Je fus enseignant (rires) mais enseignant un jour enseignant toujours. Vous mettez là le doigt sur une question cruciale qui mérite d’être très vite prise en charge pour éviter une désillusion au parfum d’arnaque qui pourrait découler de cette anarchie naissante. En effet, beaucoup d’instituts et écoles de formation existantes comme naissantes, mus par l’appât du gain, se lancent dans la création de filières « métiers du pétrole », dans le désordre le plus total en l’absence de cadre normatif qui en définirait les curricula et surtout qui les mettrait en adéquation avec les besoins et exigences du secteur.
Il importe de préciser que mis à part quelques spécialisations très pointues, il est impropre de parler de métier du pétrole. Il s’agit plutôt, pour la plupart, de métiers connus, exercés dans le secteur du pétrole qui, du fait de ses exigences élevées en matières de normes et de certification, en rajoute une ou des couches supplémentaires.
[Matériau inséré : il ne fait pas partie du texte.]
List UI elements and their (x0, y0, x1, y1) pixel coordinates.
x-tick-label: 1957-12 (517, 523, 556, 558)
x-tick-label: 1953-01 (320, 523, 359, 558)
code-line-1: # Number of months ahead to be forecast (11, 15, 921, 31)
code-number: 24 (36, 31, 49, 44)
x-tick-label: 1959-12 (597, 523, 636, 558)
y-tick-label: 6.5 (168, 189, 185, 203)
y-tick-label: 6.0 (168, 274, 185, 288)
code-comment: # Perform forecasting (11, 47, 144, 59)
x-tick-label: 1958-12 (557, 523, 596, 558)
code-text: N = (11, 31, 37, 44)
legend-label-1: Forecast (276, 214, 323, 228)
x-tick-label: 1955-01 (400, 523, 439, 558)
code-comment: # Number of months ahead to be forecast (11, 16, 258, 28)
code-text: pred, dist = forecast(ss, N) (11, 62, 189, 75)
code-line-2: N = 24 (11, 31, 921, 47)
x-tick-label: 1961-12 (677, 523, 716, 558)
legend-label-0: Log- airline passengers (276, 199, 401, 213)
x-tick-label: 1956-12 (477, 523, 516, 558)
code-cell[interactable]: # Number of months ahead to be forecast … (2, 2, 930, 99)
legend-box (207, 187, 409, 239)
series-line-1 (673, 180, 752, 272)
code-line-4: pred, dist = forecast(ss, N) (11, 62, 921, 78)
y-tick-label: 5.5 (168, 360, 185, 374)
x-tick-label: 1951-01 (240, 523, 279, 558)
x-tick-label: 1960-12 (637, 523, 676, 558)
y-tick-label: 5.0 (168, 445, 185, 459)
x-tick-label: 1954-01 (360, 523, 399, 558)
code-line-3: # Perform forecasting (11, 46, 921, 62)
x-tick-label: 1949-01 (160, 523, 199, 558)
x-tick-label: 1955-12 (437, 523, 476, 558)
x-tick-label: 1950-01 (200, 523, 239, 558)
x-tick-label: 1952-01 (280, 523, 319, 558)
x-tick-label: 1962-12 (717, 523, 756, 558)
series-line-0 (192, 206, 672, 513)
Ainsi aux parents et à la jeunesse intéressés par le secteur, le conseil que je donne c’est de s’orienter d’abord vers la formation professionnelle diplômante, encadrée par l’Etat et seulement après chercher à rajouter une spécialisation habilitant à travailler dans le secteur pétrogazier.  


Votre dernier mot ?


Des remerciements et encouragements à vous et toute l’équipe de Senpetrogaz pour cette opportunité que vous m’avez ainsi offerte de me prononcer sur des questions qui me passionnent et sur lesquelles je m’exprime avec fierté. 

Senpetrogaz vous remercie de votre disponibilité.